Singing our lives also draws on the creativity of a community to take its experiences, and its stories, and re-tell them, re-live them, so affirming our connectedness to something larger than our individual lives, and affirming the place of our stories in the larger story of God’s involvement in the world through time. For many of us, that’s why more traditional hymns still have a strong resonance, because there’s a sense of depth and continuity in them. I think that part of our struggle here at Cityside with singing over the years, is that we have found that many of our favourite choruses from our recent Christian past no longer fit our lives. Their lyrics and their musical style belong to a story we used to tell, not the one we’re living now. It’s been great to have Citysiders write songs for us from time to time, and I’d like to encourage more of that. I see no reason why we couldn’t create a song book equally as strong as the Iona resources, from within our experience of faith and life.

Another problem we have faced is that singing, while being a big part of a church experience we may have left behind, isn’t really all that normal in modern day pakeha culture, unless you’re drunk and singing ‘loyal’ or doing a haka at the Olympics. And being people who value our culture, and seek to avoid the division between sacred and secular, between the music we connect with during the week, and what we do on a Sunday, singing and playing music in church for some of us may have come to feel increasingly weird. I’d like to suggest that in this area, we might like to consider being counter-cultural. We might say that the absence of song from our contemporary NZ culture actually reflects an impoverishment of soul, one that we might want to step out from, by embracing song as a Christian faith practice.

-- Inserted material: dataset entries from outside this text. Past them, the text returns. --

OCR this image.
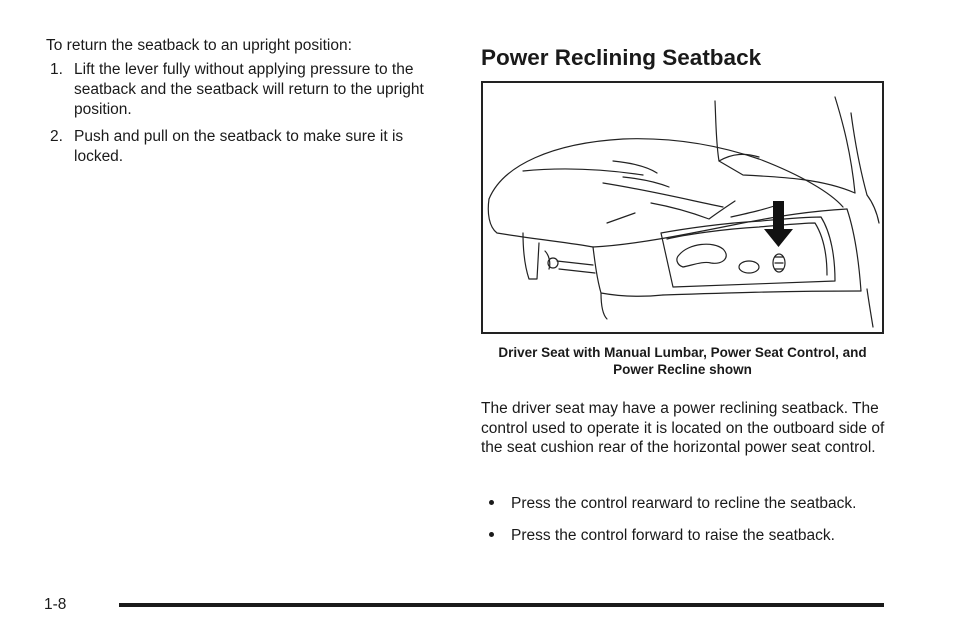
To return the seatback to an upright position:

1. Lift the lever fully without applying pressure to the seatback and the seatback will return to the upright position.
2. Push and pull on the seatback to make sure it is locked.
Power Reclining Seatback
Driver Seat with Manual Lumbar, Power Seat Control, and Power Recline shown

The driver seat may have a power reclining seatback. The control used to operate it is located on the outboard side of the seat cushion rear of the horizontal power seat control.

Press the control rearward to recline the seatback.
Press the control forward to raise the seatback.
1-8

Some specific ways of consciously allowing our spirituality to be shaped by music and song could be: to sing grace before meals, as a family, to gather with others to write and sing new songs, to devote small group time to sharing with one another our favourite music, and talk together about how that music sustains our faith, to invite people to our homes for singing evenings…such as the one Michelle and Chris host each advent, to bring and teach a song to the congregation that you’ve heard and enjoyed elsewhere, to support music in the community by sponsoring music lessons for young people, or offering our space to groups that make and perform music…and so on. The thread running through all this is the sense that engaging with music is a way of practicing faith, and is a vital part of testimony, the shaping of community, and worship of God.